The fans sang his name as one, basking in the togetherness he has been requesting for many months, and both the club and the press offered gifts to the Frenchman as recognition of the way he has conducted himself over 22 years.
There were guests of honour; some fine words from Bob Wilson, and all those who had played over 100 games for Wenger were invited. No call for Invincible Pascal Cygan (98 appearances) yet no sign of Oleg Luzhny (110 appearances), and it says a lot that those who were in attendance were Wenger's best acquisitions from part one of his story, not part two.
But increasingly in the days since his announcement on April 20, Wenger has pointed us in the direction of this wonderful stadium, the club's infrastructure, and how he has successfully upheld that feeling of class and identity, encapsulated by Herbert Chapman's bust in the marble hallways of Highbury.
"The titles are important," he said after the game. "But over a long period integrity, values of the club and team spirit are the most important for me."
When he arrived at Arsenal in 1996, the club had already been planning to upgrade Highbury, but his quick success changed those ideas and also changed English football.
Soon, a huge plot of land down the road became the focus of campaigns, and finally an acquisition came. Wenger was at the forefront of it all.

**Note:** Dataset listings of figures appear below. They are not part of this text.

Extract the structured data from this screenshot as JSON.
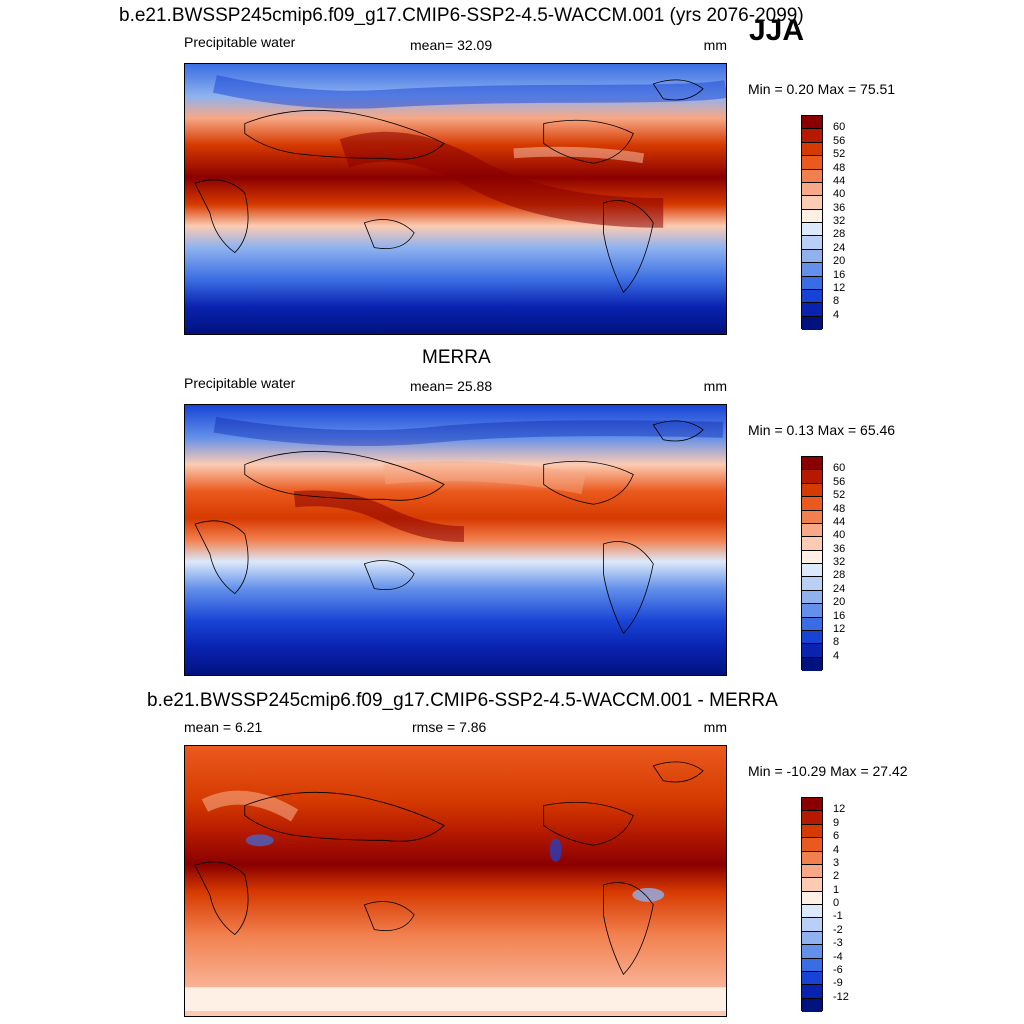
{
  "season": "JJA",
  "panels": [
    {
      "title": "b.e21.BWSSP245cmip6.f09_g17.CMIP6-SSP2-4.5-WACCM.001 (yrs 2076-2099)",
      "left_label": "Precipitable water",
      "center_label": "mean=  32.09",
      "units": "mm",
      "minmax": "Min =   0.20 Max =  75.51",
      "colorbar": {
        "labels": [
          "60",
          "56",
          "52",
          "48",
          "44",
          "40",
          "36",
          "32",
          "28",
          "24",
          "20",
          "16",
          "12",
          "8",
          "4"
        ],
        "colors": [
          "#8a0000",
          "#b51a00",
          "#d63a00",
          "#ea5a1e",
          "#f2804f",
          "#f7a886",
          "#fccbb3",
          "#fff0e6",
          "#dce9fa",
          "#b8d0f5",
          "#8fb2ef",
          "#6390ea",
          "#3a6de3",
          "#1844d6",
          "#0a22b0",
          "#00127d"
        ]
      },
      "map_type": "ssp"
    },
    {
      "title": "MERRA",
      "left_label": "Precipitable water",
      "center_label": "mean=  25.88",
      "units": "mm",
      "minmax": "Min =   0.13 Max =  65.46",
      "colorbar": {
        "labels": [
          "60",
          "56",
          "52",
          "48",
          "44",
          "40",
          "36",
          "32",
          "28",
          "24",
          "20",
          "16",
          "12",
          "8",
          "4"
        ],
        "colors": [
          "#8a0000",
          "#b51a00",
          "#d63a00",
          "#ea5a1e",
          "#f2804f",
          "#f7a886",
          "#fccbb3",
          "#fff0e6",
          "#dce9fa",
          "#b8d0f5",
          "#8fb2ef",
          "#6390ea",
          "#3a6de3",
          "#1844d6",
          "#0a22b0",
          "#00127d"
        ]
      },
      "map_type": "merra"
    },
    {
      "title": "b.e21.BWSSP245cmip6.f09_g17.CMIP6-SSP2-4.5-WACCM.001 - MERRA",
      "left_label": "mean =   6.21",
      "center_label": "rmse =   7.86",
      "units": "mm",
      "minmax": "Min = -10.29 Max =  27.42",
      "colorbar": {
        "labels": [
          "12",
          "9",
          "6",
          "4",
          "3",
          "2",
          "1",
          "0",
          "-1",
          "-2",
          "-3",
          "-4",
          "-6",
          "-9",
          "-12"
        ],
        "colors": [
          "#8a0000",
          "#b51a00",
          "#d63a00",
          "#ea5a1e",
          "#f2804f",
          "#f7a886",
          "#fccbb3",
          "#fff0e6",
          "#dce9fa",
          "#b8d0f5",
          "#8fb2ef",
          "#6390ea",
          "#3a6de3",
          "#1844d6",
          "#0a22b0",
          "#00127d"
        ]
      },
      "map_type": "diff"
    }
  ]
}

"When we built the stadium the banks demanded that I signed for five years," Wenger said in 2016. "The banks wanted the technical consistency to guarantee that we have a chance to pay them back."
His influence didn't stop there. Wenger designed the entire dressing room, a curved structure with no corners, a nod to his strong belief in Feng Shui. It has acoustically-springed ceilings, meaning his voice can travel to all players equally. He believes if you hairdryer your players, you lose your temper, and therefore you lose the clinical thought process.
He also scrapped proposals to build a pillar in the home dressing room because he saw it as a potential barrier to communication. He had no such barriers while giving his speech on the pitch after full-time; there was silence while he spoke, with all 60,000 - and there were 60,000 this time - fixated on the 68-year-old.
Everywhere you turn at the Emirates, there are print marks of Wenger, and the man who brings his moving lorries down Hornsey Road this summer will work in an environment fit for champions.
Premier League football moved on fast in the 1990s, and Wenger was one of the main catalysts. But now, football is moving without Wenger, and the identity of the next manager is key if Arsenal are to make up the ground they have lost.
Whatever style he brings, Wenger will quietly hope the foundations he helped build and maintain are upheld. Wenger truly believes Arsenal are not far from becoming a side that brings this stadium the title it warrants.
"The new man inherits a team which is much better than people think it is, and I'm convinced, you can see the togetherness in the team is special. With the right additions this team will challenge next year."
Will he be around to watch?
"I will be happy to sit in the North Bank. The positive of that is, I can shout at the next manager from the North Bank!"